Re: Lone fighter 

From Noel Ignatiev 

Dear Shamir, 

I applaud your reprinting (message 388) your March 2002 article “The
Battle for Palestine,” in which you called upon Israelis of conscience
to cross over and fight on the side of the native Palestinians. U.S.
history offers an example of one who did just that: On October 16, 1859,
John Brown, a “pitchpine Yankee” from Connecticut, led a band of
twenty-two men in an attack on a government arsenal in Harpers Ferry,
Virginia, with the aim of seizing weapons for a war against slavery. The
raid failed militarily, but it succeeded in other ways: In the six weeks
between his capture and his hanging, Brown was the focus of national
attention. Millions, including many who thought his act ill-advised,
cheered his courage and acknowledged sympathy for his goal. Thoreau
declared Brown the reincarnation of a seventeenth-century Puritan hero;
Emerson said his hanging would make the gallows as glorious as the
cross. As usual, Wendell Phillips, the great abolitionist, saw farthest;
in a speech at Brown’s gravesite on December 8, he said Brown had
“abolished slavery in Virginia…. History will date Virginia Emancipation
from Harpers Ferry. True, the slave is still there. So, when the tempest
uproots a pine on your hills, it looks green for months—a year or two.
Still, it is timber, not a tree.” 

Brown, said Phillips, “startled the South into madness.” The
slaveholders reacted with fury to the raid: they imposed a boycott on
northern manufactures, demanded new concessions from the government in
Washington, and began preparing for war. 

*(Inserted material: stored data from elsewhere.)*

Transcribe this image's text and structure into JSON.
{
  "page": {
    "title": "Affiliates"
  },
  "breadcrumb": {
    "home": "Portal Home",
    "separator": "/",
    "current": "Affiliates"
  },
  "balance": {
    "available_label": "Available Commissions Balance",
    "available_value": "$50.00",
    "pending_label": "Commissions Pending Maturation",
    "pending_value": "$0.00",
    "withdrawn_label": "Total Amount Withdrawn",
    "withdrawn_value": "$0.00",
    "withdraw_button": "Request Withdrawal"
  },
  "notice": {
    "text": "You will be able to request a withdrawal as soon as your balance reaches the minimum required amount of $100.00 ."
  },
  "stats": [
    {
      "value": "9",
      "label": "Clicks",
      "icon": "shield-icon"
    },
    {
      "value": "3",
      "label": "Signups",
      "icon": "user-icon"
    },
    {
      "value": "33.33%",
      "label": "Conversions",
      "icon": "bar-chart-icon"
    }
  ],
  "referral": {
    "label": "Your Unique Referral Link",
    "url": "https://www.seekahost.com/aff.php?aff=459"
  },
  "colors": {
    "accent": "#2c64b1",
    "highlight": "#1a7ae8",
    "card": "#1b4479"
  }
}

When they sought to portray Brown as a representative of northern
opinion, southern leaders were wrong: he represented only a small
minority. But they were also right, for he expressed the hopes that
still persisted in the northern people despite decades of cringing
before the slaveholders. By the arrogance of their demands, the
slaveholders compelled the people of the north to resist. 

Phillips attributed Lincoln’s election to John Brown’s raid. Lincoln’s
election touched off the Civil War. And the Civil War, which began with
both sides fighting for slavery (the South to take it out of the Union,
the north to keep it in) was transformed within two years into an
antislavery war, and a grand army went marching through the land singing
(to the tune of “John Brown’s Body”) “As He died to make men holy, let
us die to make men free.” 

On the one hundred forty-fifth anniversary of Harpers Ferry, John Brown
remains the only “white” man to be universally revered by black people,
even as he is regarded by whites (if he is remembered at all) as crazy.
But one John Brown—against a background of slave resistance and
abolitionist agitation—was enough to bring down slavery. 

Who will be the John Brown of Palestine?